Miner氏:たとえば米国でSOX法が導入された際、IPOの敷居が高くなり、その結果ベンチャー投資も縮小しました。同じく日本でJ-SOX法が導入された際は、リーマンショックの影響も相まってベンチャー投資は非常に厳しい状況となりました。しかし米国でも景気は回復してきました。日本もいずれは戻るでしょう。

 一方でM&Aによるイグジットについては、悲しい状況です。日本で成功したITベンチャーが海外展開のために海外の会社をM&Aする動きはあります。しかし商品ラインアップ拡大のために国内ベンチャーを買うというのは非常に少ない。

Allen Miner氏

 ですが、イグジットというのはあくまで投資家の望みです。起業家はあまり意識せず、グローバルな意識を持ってもらいたいと考えています。いい商品、手厚いサポート、世界市場への展開を進めることをまずは考えて欲しいと思います。

--3月に東日本大震災にが起こりました。この震災はサンブリッジが関わるベンチャーに影響を与えましたか。

Miner氏:ソーシャルアントレプレナーたちは「こういうときこそ自分たちの出番だ」と語っています。またユニクロの柳井(正氏)さん、ソフトバンクの孫(正義氏)さんたち、起業家が寄付をするという話は今まで聞いたことはありませんでした。米国にある私の財団でも、募金額で集めた額と同額を寄付する、というマッチングプロジェクトを行いました。

 米国では「成功した人間は利益を社会に還元する」というのが起業家のサイクルの最終点です。ベンチャー経営者のあるべき姿がこの震災以降に見えてきたのではないでしょうか。

--サンブリッジで、今後展開しようとしている事業について教えて欲ください。

Miner氏:先ほどもお話ししましたが、まずクラウド分野で米国から面白い会社を日本に持ってきます。そして次に、(Y Combinatorのように)今までとは違う投資をしていきます。まだ細かい話については議論が必要ですが、初期段階からシリコンバレーに出ることを考えていきます。

 我々はこのような発想、そしてその実現の場を「グローバルベンチャーハビタット」と言っています。

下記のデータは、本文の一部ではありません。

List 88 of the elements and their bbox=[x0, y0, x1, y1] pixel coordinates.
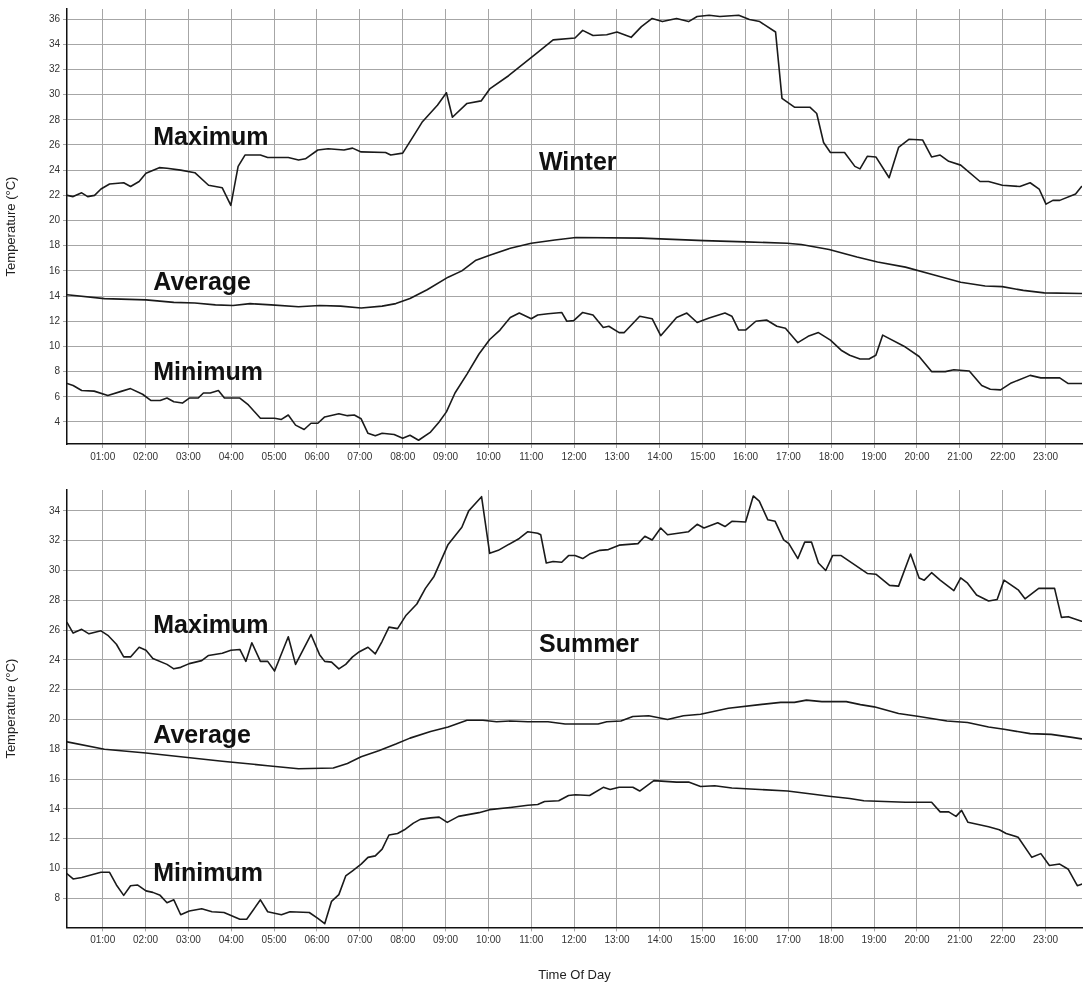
x-tick-label: 10:00 bbox=[475, 934, 502, 946]
y-tick-label: 24 bbox=[48, 653, 61, 665]
y-tick-label: 36 bbox=[48, 12, 61, 24]
y-tick-label: 18 bbox=[48, 239, 61, 251]
x-tick-label: 05:00 bbox=[261, 450, 288, 462]
x-tick-label: 13:00 bbox=[604, 450, 630, 462]
y-tick-label: 10 bbox=[48, 340, 61, 352]
y-tick-label: 20 bbox=[48, 713, 61, 725]
x-tick-label: 01:00 bbox=[90, 934, 116, 946]
y-axis-title: Temperature (°C) bbox=[3, 658, 19, 759]
x-tick-label: 14:00 bbox=[647, 934, 673, 946]
x-tick-label: 03:00 bbox=[175, 934, 202, 946]
x-tick-label: 18:00 bbox=[818, 934, 845, 946]
y-tick-label: 24 bbox=[48, 163, 61, 175]
y-tick-label: 34 bbox=[48, 38, 61, 49]
x-tick-label: 13:00 bbox=[604, 934, 630, 946]
x-tick-label: 04:00 bbox=[218, 934, 245, 946]
x-tick-label: 20:00 bbox=[904, 934, 930, 946]
x-axis-title: Time Of Day bbox=[538, 966, 612, 982]
y-tick-label: 32 bbox=[48, 63, 61, 75]
x-tick-label: 05:00 bbox=[261, 934, 288, 946]
y-tick-label: 12 bbox=[48, 832, 61, 844]
x-tick-label: 02:00 bbox=[133, 450, 159, 462]
series-label: Average bbox=[153, 720, 252, 749]
y-tick-label: 28 bbox=[48, 594, 61, 606]
y-tick-label: 30 bbox=[48, 564, 61, 576]
x-tick-label: 14:00 bbox=[647, 450, 673, 462]
x-tick-label: 11:00 bbox=[519, 934, 544, 946]
x-tick-label: 08:00 bbox=[390, 450, 416, 462]
series-label: Minimum bbox=[153, 357, 263, 386]
x-tick-label: 21:00 bbox=[947, 934, 973, 946]
x-tick-label: 19:00 bbox=[861, 934, 888, 946]
y-tick-label: 4 bbox=[54, 415, 61, 427]
x-tick-label: 08:00 bbox=[390, 934, 416, 946]
x-tick-label: 22:00 bbox=[990, 934, 1016, 946]
y-tick-label: 8 bbox=[54, 365, 61, 377]
x-tick-label: 10:00 bbox=[475, 450, 502, 462]
x-tick-label: 11:00 bbox=[519, 450, 544, 462]
x-tick-label: 04:00 bbox=[218, 450, 245, 462]
x-tick-label: 06:00 bbox=[304, 934, 330, 946]
y-tick-label: 14 bbox=[48, 289, 61, 301]
y-tick-label: 32 bbox=[48, 534, 61, 546]
text: Winter bbox=[538, 146, 617, 175]
x-tick-label: 12:00 bbox=[561, 450, 588, 462]
x-tick-label: 07:00 bbox=[347, 934, 373, 946]
series-label: Average bbox=[153, 266, 252, 295]
x-tick-label: 22:00 bbox=[990, 450, 1016, 462]
series-label: Maximum bbox=[153, 122, 269, 151]
y-tick-label: 26 bbox=[48, 138, 61, 150]
x-tick-label: 20:00 bbox=[904, 450, 930, 462]
x-tick-label: 23:00 bbox=[1033, 450, 1059, 462]
x-tick-label: 23:00 bbox=[1033, 934, 1059, 946]
x-tick-label: 06:00 bbox=[304, 450, 330, 462]
x-tick-label: 17:00 bbox=[775, 934, 802, 946]
x-tick-label: 15:00 bbox=[690, 934, 716, 946]
y-tick-label: 22 bbox=[48, 683, 61, 695]
y-tick-label: 28 bbox=[48, 113, 61, 125]
x-tick-label: 09:00 bbox=[433, 934, 459, 946]
x-tick-label: 21:00 bbox=[947, 450, 973, 462]
series-label: Maximum bbox=[153, 609, 269, 638]
x-tick-label: 16:00 bbox=[733, 934, 759, 946]
y-tick-label: 26 bbox=[48, 623, 61, 635]
x-tick-label: 07:00 bbox=[347, 450, 373, 462]
y-tick-label: 30 bbox=[48, 88, 61, 100]
y-tick-label: 18 bbox=[48, 743, 61, 755]
y-tick-label: 10 bbox=[48, 862, 61, 874]
y-tick-label: 22 bbox=[48, 189, 61, 201]
text: Summer bbox=[538, 628, 640, 657]
y-tick-label: 6 bbox=[54, 390, 61, 402]
y-tick-label: 12 bbox=[48, 314, 61, 326]
x-tick-label: 17:00 bbox=[775, 450, 802, 462]
x-tick-label: 01:00 bbox=[90, 450, 116, 462]
x-tick-label: 16:00 bbox=[733, 450, 759, 462]
x-tick-label: 03:00 bbox=[175, 450, 202, 462]
x-tick-label: 02:00 bbox=[133, 934, 159, 946]
y-axis-title: Temperature (°C) bbox=[3, 176, 19, 277]
x-tick-label: 09:00 bbox=[433, 450, 459, 462]
y-tick-label: 14 bbox=[48, 802, 61, 814]
y-tick-label: 8 bbox=[54, 892, 61, 904]
x-tick-label: 19:00 bbox=[861, 450, 888, 462]
x-tick-label: 18:00 bbox=[818, 450, 845, 462]
x-tick-label: 12:00 bbox=[561, 934, 588, 946]
y-tick-label: 34 bbox=[48, 504, 61, 516]
y-tick-label: 16 bbox=[48, 264, 61, 276]
series-label: Minimum bbox=[153, 857, 263, 886]
y-tick-label: 16 bbox=[48, 772, 61, 784]
x-tick-label: 15:00 bbox=[690, 450, 716, 462]
y-tick-label: 20 bbox=[48, 214, 61, 226]
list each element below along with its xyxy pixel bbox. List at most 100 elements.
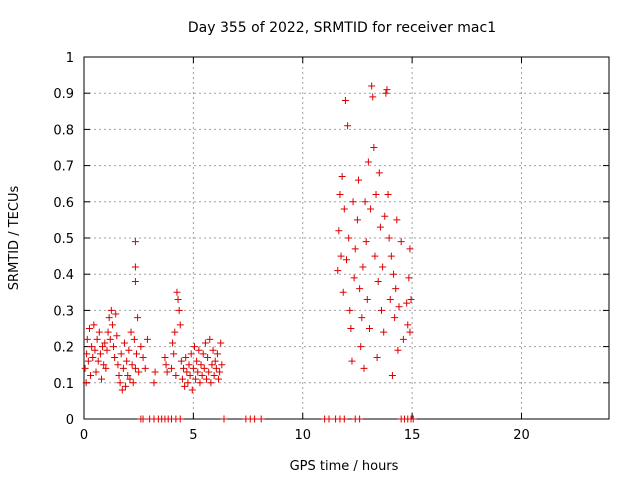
data-point bbox=[197, 361, 205, 369]
data-point bbox=[181, 382, 189, 390]
data-point bbox=[334, 267, 342, 275]
data-point bbox=[381, 212, 389, 220]
data-point bbox=[385, 234, 393, 242]
chart-title: Day 355 of 2022, SRMTID for receiver mac… bbox=[188, 20, 496, 36]
tick-labels: 00.10.20.30.40.50.60.70.80.910 5 10 15 20 bbox=[53, 51, 529, 443]
data-point bbox=[198, 372, 206, 380]
data-point bbox=[344, 122, 352, 130]
x-tick-label: 5 bbox=[189, 428, 197, 443]
data-point bbox=[107, 306, 115, 314]
data-point bbox=[125, 346, 133, 354]
x-axis-label: GPS time / hours bbox=[290, 459, 399, 474]
data-point bbox=[210, 372, 218, 380]
data-point bbox=[180, 364, 188, 372]
data-point bbox=[118, 386, 126, 394]
data-point bbox=[351, 245, 359, 253]
data-point bbox=[218, 361, 226, 369]
data-point bbox=[101, 339, 109, 347]
data-point bbox=[83, 350, 91, 358]
data-point bbox=[150, 379, 158, 387]
data-point bbox=[162, 361, 170, 369]
data-point bbox=[177, 357, 185, 365]
data-point bbox=[93, 335, 101, 343]
data-point bbox=[350, 274, 358, 282]
data-point bbox=[374, 277, 382, 285]
y-tick-label: 1 bbox=[66, 51, 74, 66]
data-point bbox=[379, 263, 387, 271]
data-point bbox=[143, 335, 151, 343]
data-point bbox=[363, 296, 371, 304]
data-point bbox=[375, 169, 383, 177]
data-point bbox=[212, 364, 220, 372]
data-point bbox=[131, 263, 139, 271]
data-point bbox=[390, 270, 398, 278]
data-point bbox=[105, 314, 113, 322]
data-point bbox=[200, 364, 208, 372]
data-point bbox=[120, 339, 128, 347]
data-point bbox=[409, 415, 417, 423]
data-point bbox=[383, 86, 391, 94]
data-point bbox=[195, 346, 203, 354]
data-point bbox=[172, 372, 180, 380]
data-point bbox=[87, 372, 95, 380]
data-point bbox=[207, 379, 215, 387]
data-point bbox=[170, 350, 178, 358]
data-point bbox=[362, 238, 370, 246]
y-tick-label: 0.2 bbox=[53, 341, 74, 356]
data-point bbox=[367, 205, 375, 213]
data-point bbox=[341, 96, 349, 104]
data-point bbox=[387, 252, 395, 260]
data-point bbox=[378, 306, 385, 314]
data-point bbox=[186, 372, 194, 380]
data-point bbox=[356, 415, 364, 423]
grid-lines bbox=[84, 57, 609, 419]
data-point bbox=[397, 238, 405, 246]
data-point bbox=[217, 339, 225, 347]
data-point bbox=[404, 321, 412, 329]
data-point bbox=[194, 368, 202, 376]
y-tick-label: 0 bbox=[66, 413, 74, 428]
data-point bbox=[139, 353, 147, 361]
data-point bbox=[388, 372, 396, 380]
data-point bbox=[85, 325, 93, 332]
data-point bbox=[89, 353, 97, 361]
data-point bbox=[173, 288, 181, 296]
data-point bbox=[204, 353, 212, 361]
data-point bbox=[176, 321, 184, 329]
data-point bbox=[206, 335, 214, 343]
data-point bbox=[175, 306, 183, 314]
data-point bbox=[373, 353, 381, 361]
data-point bbox=[81, 364, 89, 372]
data-point bbox=[94, 357, 102, 365]
data-point bbox=[257, 415, 265, 423]
data-point bbox=[215, 375, 223, 383]
data-point bbox=[335, 227, 343, 235]
data-point bbox=[131, 277, 139, 285]
data-point bbox=[386, 296, 394, 304]
data-point bbox=[169, 339, 177, 347]
data-point bbox=[163, 368, 171, 376]
data-point bbox=[393, 216, 401, 224]
data-point bbox=[357, 343, 365, 351]
data-point bbox=[84, 357, 92, 365]
data-point bbox=[406, 328, 414, 336]
data-point bbox=[103, 346, 111, 354]
data-point bbox=[353, 216, 361, 224]
data-point bbox=[205, 368, 213, 376]
data-point bbox=[91, 346, 99, 354]
data-point bbox=[361, 198, 369, 206]
x-tick-label: 15 bbox=[404, 428, 421, 443]
x-tick-label: 10 bbox=[294, 428, 311, 443]
data-point bbox=[380, 328, 388, 336]
data-point bbox=[129, 379, 137, 387]
data-point bbox=[171, 328, 179, 336]
data-point bbox=[88, 343, 96, 351]
data-point bbox=[391, 314, 399, 322]
data-point bbox=[182, 353, 190, 361]
data-point bbox=[213, 350, 221, 358]
data-point bbox=[185, 361, 193, 369]
data-point bbox=[348, 357, 356, 365]
data-point bbox=[112, 310, 120, 318]
data-point bbox=[98, 375, 105, 383]
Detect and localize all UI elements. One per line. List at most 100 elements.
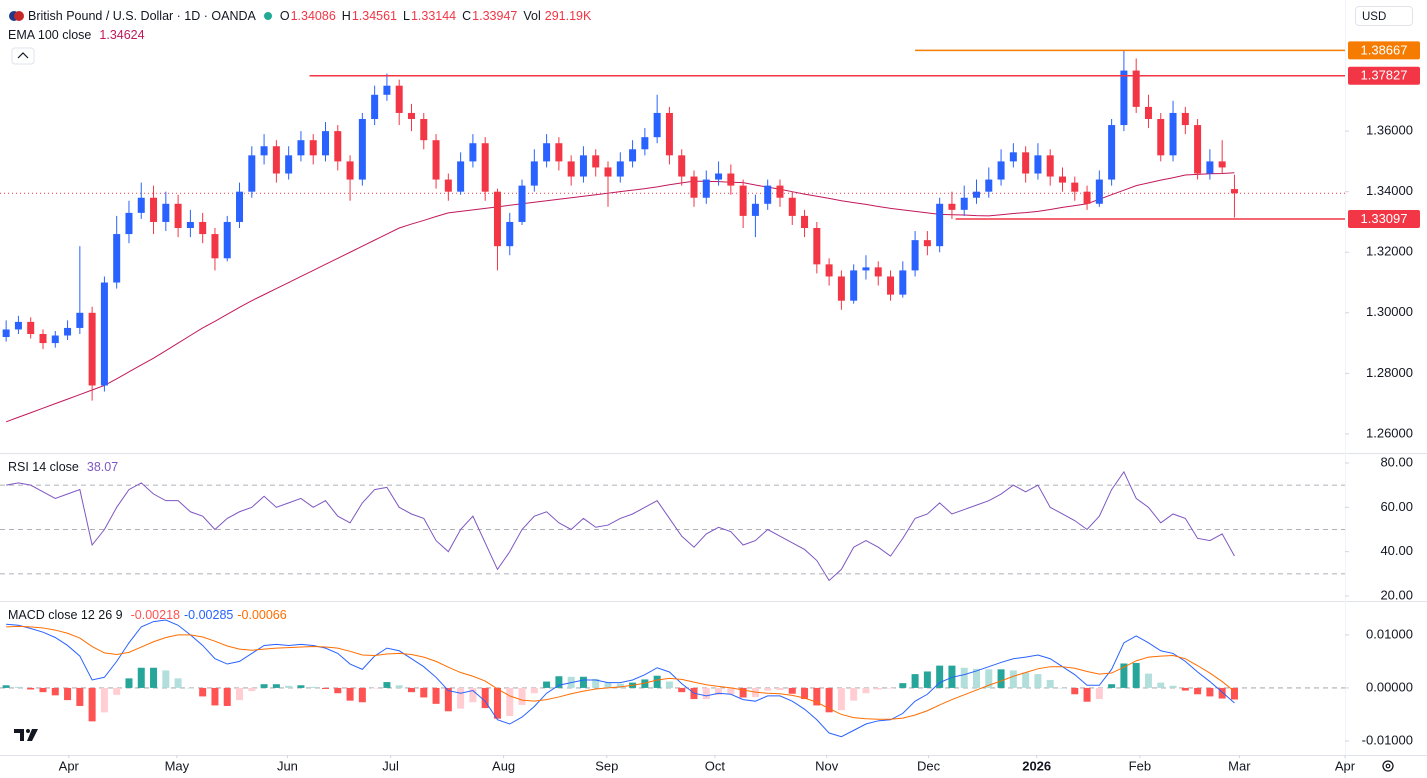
histogram-bar [579, 676, 587, 688]
histogram-bar [837, 687, 845, 711]
histogram-bar [469, 687, 477, 703]
candle-body [457, 161, 465, 192]
candle-body [665, 112, 673, 156]
histogram-bar [985, 669, 993, 688]
candle-body [211, 234, 219, 259]
tradingview-logo[interactable] [14, 729, 38, 741]
candle-body [162, 203, 170, 222]
candle-body [1022, 152, 1030, 174]
candle-body [1132, 70, 1140, 107]
candle-body [960, 197, 968, 210]
candle-body [27, 321, 35, 334]
candle-body [653, 112, 661, 138]
rsi-line [6, 470, 1235, 582]
candle-body [923, 240, 931, 247]
candle-body [174, 203, 182, 229]
histogram-bar [1108, 684, 1116, 688]
histogram-bar [776, 687, 784, 691]
candle-body [592, 155, 600, 168]
histogram-value: -0.00218 [130, 608, 180, 622]
x-tick-label: Oct [705, 758, 726, 773]
y-tick-label: 1.28000 [1366, 365, 1413, 380]
candle-body [801, 215, 809, 229]
histogram-bar [543, 681, 551, 688]
candle-body [346, 161, 354, 180]
histogram-bar [51, 687, 59, 696]
histogram-bar [1157, 682, 1165, 688]
histogram-bar [1230, 687, 1238, 700]
histogram-bar [739, 687, 747, 698]
histogram-bar [27, 687, 35, 690]
candle-body [850, 270, 858, 301]
histogram-bar [1071, 687, 1079, 695]
histogram-bar [1022, 672, 1030, 688]
candle-body [297, 140, 305, 156]
histogram-bar [137, 667, 145, 688]
candle-body [567, 161, 575, 177]
candle-body [739, 185, 747, 216]
histogram-bar [1034, 674, 1042, 688]
histogram-bar [1095, 687, 1103, 700]
candle-body [997, 161, 1005, 180]
x-tick-label: Aug [492, 758, 515, 773]
candle-body [788, 197, 796, 216]
rsi-legend: RSI 14 close 38.07 [8, 460, 118, 474]
candle-body [899, 270, 907, 295]
histogram-bar [39, 687, 47, 693]
candle-body [260, 146, 268, 156]
candle-body [1194, 125, 1202, 174]
candle-body [825, 264, 833, 277]
candle-body [334, 131, 342, 162]
settings-icon[interactable] [1382, 760, 1394, 772]
x-tick-label: Jun [277, 758, 298, 773]
x-tick-label: Apr [1335, 758, 1356, 773]
x-tick-label: Nov [815, 758, 839, 773]
histogram-bar [850, 687, 858, 701]
ema-legend: EMA 100 close 1.34624 [8, 28, 145, 42]
collapse-button[interactable] [11, 47, 35, 65]
candle-body [518, 185, 526, 222]
x-tick-label: 2026 [1022, 758, 1051, 773]
histogram-bar [371, 687, 379, 689]
candle-body [862, 267, 870, 271]
candle-body [837, 276, 845, 301]
histogram-bar [383, 682, 391, 688]
candle-body [493, 191, 501, 247]
level-label: 1.38667 [1361, 42, 1408, 57]
histogram-bar [174, 678, 182, 688]
histogram-bar [1120, 663, 1128, 688]
histogram-bar [14, 686, 22, 688]
status-dot [263, 12, 272, 20]
histogram-bar [715, 687, 723, 695]
candle-body [383, 85, 391, 95]
histogram-bar [1218, 687, 1226, 699]
histogram-bar [936, 665, 944, 688]
ohlc-value: 1.34561 [351, 9, 397, 23]
histogram-bar [76, 687, 84, 706]
histogram-bar [1169, 685, 1177, 688]
histogram-bar [960, 667, 968, 688]
histogram-bar [899, 683, 907, 688]
ohlc-label: C [462, 9, 472, 23]
currency-selector[interactable]: USD [1355, 6, 1413, 26]
candle-body [100, 282, 108, 386]
histogram-bar [641, 679, 649, 688]
histogram-bar [764, 687, 772, 691]
candle-body [272, 146, 280, 174]
candle-body [113, 234, 121, 283]
histogram-bar [211, 687, 219, 706]
candle-body [874, 267, 882, 277]
histogram-bar [2, 685, 10, 688]
y-tick-label: 1.32000 [1366, 244, 1413, 259]
ohlc-label: H [341, 9, 351, 23]
candle-body [948, 203, 956, 210]
histogram-bar [481, 687, 489, 709]
candle-body [543, 143, 551, 162]
level-label: 1.33097 [1361, 211, 1408, 226]
candle-body [555, 143, 563, 162]
candle-body [936, 203, 944, 247]
price-legend: British Pound / U.S. Dollar · 1D · OANDA… [8, 8, 591, 24]
candle-body [64, 327, 72, 336]
histogram-bar [1132, 662, 1140, 688]
histogram-bar [322, 687, 330, 689]
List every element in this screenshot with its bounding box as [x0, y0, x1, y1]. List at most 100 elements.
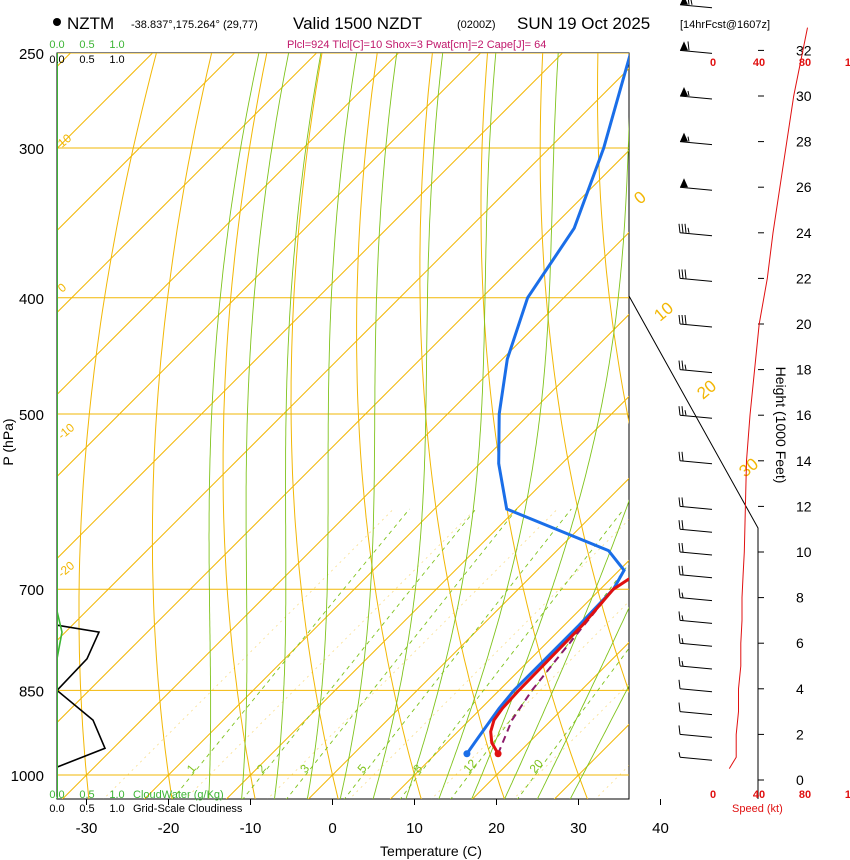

現在は東京、大阪、シリコンバレーに拠点を置いていますが、今後はいろいろな国、地域に参入するためのパートナー作りや場所作りに取り組んでいきます。

 起業家や投資家が集まり、コラボレーションを起こしたり、資金調達を行ったり。そういったコミュニティがつながっていくことで、面白い投資機会も増えます。今まではインキュベーションと投資を事業として分けてきましたが、これらを分けずに考えていきたいと思っています。

 また、Salesforce.comには、「1/1/1モデル」というものがあります。これは就業時間の1%、株式の1%、製品の1%を使って社会貢献をするプログラムです。こういったプログラムに興味のある起業家は少なくありませんが、それを創業期からやるためには、事業部門とは別の組織を用意する必要があります。そこについては、グローバルベンチャーハビタットと外部の方々で提供できるような仕組みを作っていきたいと思います。

 さらに、ベンチャー支援を10年やってきた中で、宣伝・マーケティングの部分が弱い会社が多いことは分かっています。我々はこれに関しても支援をしていく予定です。いい顧客とのいい関係、我々は「カスタマーエクイティ」と呼んでますが、これを深めていくことで得られるプロフィットやメリットが重要になってくると考えています。

 米国のパン屋の宣伝文句で「Bake Freash Daily(毎日パンを焼いています)」という言葉があります。今やウェブもデイリーでリニューアルするような世界になっていますね。これは、ソーシャルゲームを手がけるZyngaの成功の秘訣であったりします。

 こういう発想をいろいろな企業が取り入れるべきだと考えています。ウェブサイト上でのユーザーの目線を追う「アイトラッキング」、クリック内容の分析など、ウェブマーケティング向けのポイントソリューションを組み合わせてウェブを改善していくことで、カスタマーとの深い関係を作ることも重要になると思います。